С глубокомысленным видом я просмотрел ее бумажник. Мерзавец. Наглец. Злонамеренное нарушение права на неприкосновенность личности. Я прощупал каждый ключик, разгладил пару смятых салфеток, изнюхал чек из супермаркета. Я не спеша вытащил из ее кошелька деньги — семнадцать долларов и сорок четыре цента — и разложил их на столе, а также водительские права, кредитную карточку «Виза», читательский билет и абонемент в видеосалон. И фотокарточки: ее отец в клетчатой ковбойке, победно поднявший над головой пойманную форель. Отец с матерью — оба высокие и широкоплечие, как Бонни, — при полном параде, как на свадьбу, улыбающиеся, но как-то неестественно, напряженно. Понятно, что они с удовольствием снова нацепили бы свои ковбойки. Братья и невестки на лыжах. Племянницы верхом на лошадях. Племянники с собаками. И на всех бернстайновских фото на заднем плане виднелись горы.

Я ждал, пока она хоть как-нибудь отреагирует: подбежит, оттолкнет меня, закричит что-нибудь вроде «Я тебя ненавижу!». Ни фига. Тогда я пошел ва-банк — открыл красную косметичку и вытащил пару тампонов «Тампакс». Я посмотрел каждый из них на просвет, как будто у них внутри был взрыватель вместо веревочки. Бесполезно — ноль эмоций. Может, стоит ее поддеть? Сказать, что, мол, у тебя все еще не кончились менструации? А потом отказаться от своих слов, если ее адвокат прицепится и заявит, что я ее оскорбил. Но я промолчал.
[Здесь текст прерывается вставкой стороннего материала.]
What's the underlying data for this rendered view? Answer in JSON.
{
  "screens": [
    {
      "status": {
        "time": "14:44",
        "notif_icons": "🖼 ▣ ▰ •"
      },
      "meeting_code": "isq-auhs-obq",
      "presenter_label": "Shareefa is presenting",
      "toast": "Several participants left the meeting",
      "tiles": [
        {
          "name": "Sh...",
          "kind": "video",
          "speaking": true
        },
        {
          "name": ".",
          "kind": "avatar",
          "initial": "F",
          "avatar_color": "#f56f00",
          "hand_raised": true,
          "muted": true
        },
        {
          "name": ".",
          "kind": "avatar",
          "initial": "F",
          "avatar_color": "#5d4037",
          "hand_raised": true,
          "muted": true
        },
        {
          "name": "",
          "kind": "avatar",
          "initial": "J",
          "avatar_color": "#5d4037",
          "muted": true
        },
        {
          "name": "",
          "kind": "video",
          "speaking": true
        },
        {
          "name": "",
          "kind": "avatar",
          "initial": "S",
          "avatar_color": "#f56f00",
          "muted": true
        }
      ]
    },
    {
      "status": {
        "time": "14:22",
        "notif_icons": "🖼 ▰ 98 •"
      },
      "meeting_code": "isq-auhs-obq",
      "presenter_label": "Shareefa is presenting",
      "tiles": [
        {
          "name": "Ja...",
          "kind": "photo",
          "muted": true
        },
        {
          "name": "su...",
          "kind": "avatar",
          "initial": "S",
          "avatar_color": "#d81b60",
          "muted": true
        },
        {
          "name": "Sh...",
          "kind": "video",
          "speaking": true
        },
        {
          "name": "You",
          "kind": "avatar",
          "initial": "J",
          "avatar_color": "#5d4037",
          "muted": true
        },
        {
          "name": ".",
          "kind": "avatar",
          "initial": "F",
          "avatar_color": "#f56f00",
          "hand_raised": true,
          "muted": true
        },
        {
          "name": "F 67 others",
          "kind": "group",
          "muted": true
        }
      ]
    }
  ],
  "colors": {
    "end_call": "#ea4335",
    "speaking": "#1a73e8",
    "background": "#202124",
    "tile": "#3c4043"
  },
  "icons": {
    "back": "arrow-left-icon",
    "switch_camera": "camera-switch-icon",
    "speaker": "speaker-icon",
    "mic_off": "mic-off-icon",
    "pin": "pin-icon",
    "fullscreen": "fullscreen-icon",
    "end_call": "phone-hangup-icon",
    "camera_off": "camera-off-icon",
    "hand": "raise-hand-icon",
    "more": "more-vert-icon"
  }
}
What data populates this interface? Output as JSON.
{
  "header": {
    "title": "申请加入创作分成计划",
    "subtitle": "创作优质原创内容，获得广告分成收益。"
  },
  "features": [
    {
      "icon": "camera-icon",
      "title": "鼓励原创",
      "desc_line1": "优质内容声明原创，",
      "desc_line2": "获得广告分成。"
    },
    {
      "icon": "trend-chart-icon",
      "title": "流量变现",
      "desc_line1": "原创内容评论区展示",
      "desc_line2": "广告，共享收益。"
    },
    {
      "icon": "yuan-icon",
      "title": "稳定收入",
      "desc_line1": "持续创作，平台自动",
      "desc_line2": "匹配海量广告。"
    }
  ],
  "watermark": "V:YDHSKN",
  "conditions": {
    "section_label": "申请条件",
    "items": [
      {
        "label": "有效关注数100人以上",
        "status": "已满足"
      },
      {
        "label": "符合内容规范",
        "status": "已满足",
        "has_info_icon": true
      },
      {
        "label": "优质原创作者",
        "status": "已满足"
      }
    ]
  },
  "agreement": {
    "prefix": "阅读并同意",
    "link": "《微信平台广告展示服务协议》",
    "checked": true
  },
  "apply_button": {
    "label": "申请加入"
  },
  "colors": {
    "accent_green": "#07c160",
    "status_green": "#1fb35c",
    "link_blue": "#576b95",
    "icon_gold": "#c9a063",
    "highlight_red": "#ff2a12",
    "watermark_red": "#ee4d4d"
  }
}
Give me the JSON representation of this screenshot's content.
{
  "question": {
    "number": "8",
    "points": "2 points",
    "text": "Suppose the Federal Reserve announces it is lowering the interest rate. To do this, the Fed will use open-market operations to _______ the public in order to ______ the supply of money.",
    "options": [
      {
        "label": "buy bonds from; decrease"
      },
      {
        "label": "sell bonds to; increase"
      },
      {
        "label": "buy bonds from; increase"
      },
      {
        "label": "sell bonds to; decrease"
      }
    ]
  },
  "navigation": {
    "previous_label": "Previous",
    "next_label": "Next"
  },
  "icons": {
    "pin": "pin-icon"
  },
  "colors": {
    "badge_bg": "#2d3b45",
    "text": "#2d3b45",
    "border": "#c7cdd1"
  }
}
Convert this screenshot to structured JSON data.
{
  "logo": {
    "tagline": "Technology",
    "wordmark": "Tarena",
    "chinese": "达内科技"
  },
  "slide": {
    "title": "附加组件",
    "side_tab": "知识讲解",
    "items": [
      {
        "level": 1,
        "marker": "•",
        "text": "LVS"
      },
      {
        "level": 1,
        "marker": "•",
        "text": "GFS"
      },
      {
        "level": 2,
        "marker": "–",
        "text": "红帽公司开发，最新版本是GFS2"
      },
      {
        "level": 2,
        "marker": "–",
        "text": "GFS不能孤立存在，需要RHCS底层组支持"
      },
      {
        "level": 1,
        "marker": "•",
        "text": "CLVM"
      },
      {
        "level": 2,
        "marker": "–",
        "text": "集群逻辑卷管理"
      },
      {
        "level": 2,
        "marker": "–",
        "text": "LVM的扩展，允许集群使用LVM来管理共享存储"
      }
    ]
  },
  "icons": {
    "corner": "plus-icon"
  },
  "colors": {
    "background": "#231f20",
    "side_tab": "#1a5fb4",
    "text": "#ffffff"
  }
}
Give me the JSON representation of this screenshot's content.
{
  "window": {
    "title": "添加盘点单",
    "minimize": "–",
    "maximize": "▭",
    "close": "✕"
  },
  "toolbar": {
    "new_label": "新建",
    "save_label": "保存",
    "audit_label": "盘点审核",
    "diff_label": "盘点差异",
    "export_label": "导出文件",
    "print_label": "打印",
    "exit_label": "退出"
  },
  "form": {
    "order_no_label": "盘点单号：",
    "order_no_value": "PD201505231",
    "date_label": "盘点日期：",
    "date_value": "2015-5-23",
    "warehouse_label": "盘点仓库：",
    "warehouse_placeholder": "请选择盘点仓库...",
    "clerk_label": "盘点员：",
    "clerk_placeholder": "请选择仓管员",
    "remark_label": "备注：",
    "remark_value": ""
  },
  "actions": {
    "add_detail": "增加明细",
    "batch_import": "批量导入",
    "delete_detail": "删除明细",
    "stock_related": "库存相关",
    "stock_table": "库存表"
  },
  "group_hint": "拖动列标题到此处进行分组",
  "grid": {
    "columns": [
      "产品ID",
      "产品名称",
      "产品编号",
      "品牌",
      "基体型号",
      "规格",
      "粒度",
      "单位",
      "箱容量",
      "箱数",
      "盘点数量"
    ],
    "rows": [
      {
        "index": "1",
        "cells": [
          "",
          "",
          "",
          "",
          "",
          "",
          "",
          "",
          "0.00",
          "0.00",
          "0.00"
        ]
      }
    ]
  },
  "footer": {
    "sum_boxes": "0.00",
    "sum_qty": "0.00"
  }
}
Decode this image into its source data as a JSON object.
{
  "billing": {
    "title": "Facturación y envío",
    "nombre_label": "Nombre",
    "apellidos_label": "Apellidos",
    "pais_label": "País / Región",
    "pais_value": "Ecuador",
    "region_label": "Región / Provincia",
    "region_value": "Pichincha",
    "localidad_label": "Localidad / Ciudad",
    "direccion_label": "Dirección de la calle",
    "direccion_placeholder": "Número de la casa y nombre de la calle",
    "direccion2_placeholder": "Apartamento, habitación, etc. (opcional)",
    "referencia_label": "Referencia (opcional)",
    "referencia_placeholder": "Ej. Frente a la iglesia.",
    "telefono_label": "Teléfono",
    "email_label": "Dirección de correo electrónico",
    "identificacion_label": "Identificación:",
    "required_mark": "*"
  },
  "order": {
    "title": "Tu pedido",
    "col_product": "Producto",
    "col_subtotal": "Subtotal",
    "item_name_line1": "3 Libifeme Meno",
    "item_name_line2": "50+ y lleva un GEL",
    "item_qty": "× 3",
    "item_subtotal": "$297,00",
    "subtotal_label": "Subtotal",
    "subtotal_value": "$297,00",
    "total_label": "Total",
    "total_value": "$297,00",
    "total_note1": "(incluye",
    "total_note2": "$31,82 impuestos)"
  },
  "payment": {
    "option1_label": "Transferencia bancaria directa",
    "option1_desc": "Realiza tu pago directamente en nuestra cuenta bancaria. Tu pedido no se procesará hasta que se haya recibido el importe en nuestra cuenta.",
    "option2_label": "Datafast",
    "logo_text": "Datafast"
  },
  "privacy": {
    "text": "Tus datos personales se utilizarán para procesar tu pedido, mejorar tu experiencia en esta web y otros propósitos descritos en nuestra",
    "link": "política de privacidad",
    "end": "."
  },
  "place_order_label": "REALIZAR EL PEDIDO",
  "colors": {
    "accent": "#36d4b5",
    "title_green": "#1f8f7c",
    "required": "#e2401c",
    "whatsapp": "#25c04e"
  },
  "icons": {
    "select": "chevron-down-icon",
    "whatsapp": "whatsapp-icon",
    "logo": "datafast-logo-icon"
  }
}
Рядом стоял коротышка следователь по кличке Ляжки, а я не хотел, чтобы он вообразил, будто температура моего поведения отклоняется от отметки «ноль».

Бонни повесила трубку. Я снова занялся ее бумажником. Дно ее кошелька было испачкано каким-то красным порошком — ясно было, что это румяна, которые женщины наносят на лицо при помощи больших пушистых кисточек. Но я выпендрился, ссыпав горстку этих румян в пластиковый пакет, как будто это была новая смертоносная модификация кокаина. Она не сделала никаких злобных замечаний. Она просто вышла из комнаты, зажав в руке ордер на обыск. А я остался стоять — как полный идиот, беспомощно сочувствуя ей, провожая взглядом ее бирюзовую задницу, пока она не скрылась в холле.

Я почувствовал себя как брошенный муж. Я рухнул на тот же самый стул, на котором в первый свой визит сидел и пил кофе. В руках у меня все еще был ее бумажник.

Минут через десять, закончив с кухней и не найдя даже дырки от бублика, я отправился на поиски Бонни. Я обнаружил ее сидящей на кирпичном выступе перед камином. Рядом с ней лежал ордер на обыск. Она обхватила себя за плечи, будто бы ожидала, когда же дровишки разгорятся пожарче и согреют ее. Понятно, что никакого огня там и в помине не было. На улице было уже около двадцати градусов. Синева неба резала глаза — блистательное утро в самом конце августа. Солнце вливалось в окно гостиной, покрывая лоскутами света дремлющую Муз и темный дощатый пол рядом с ней.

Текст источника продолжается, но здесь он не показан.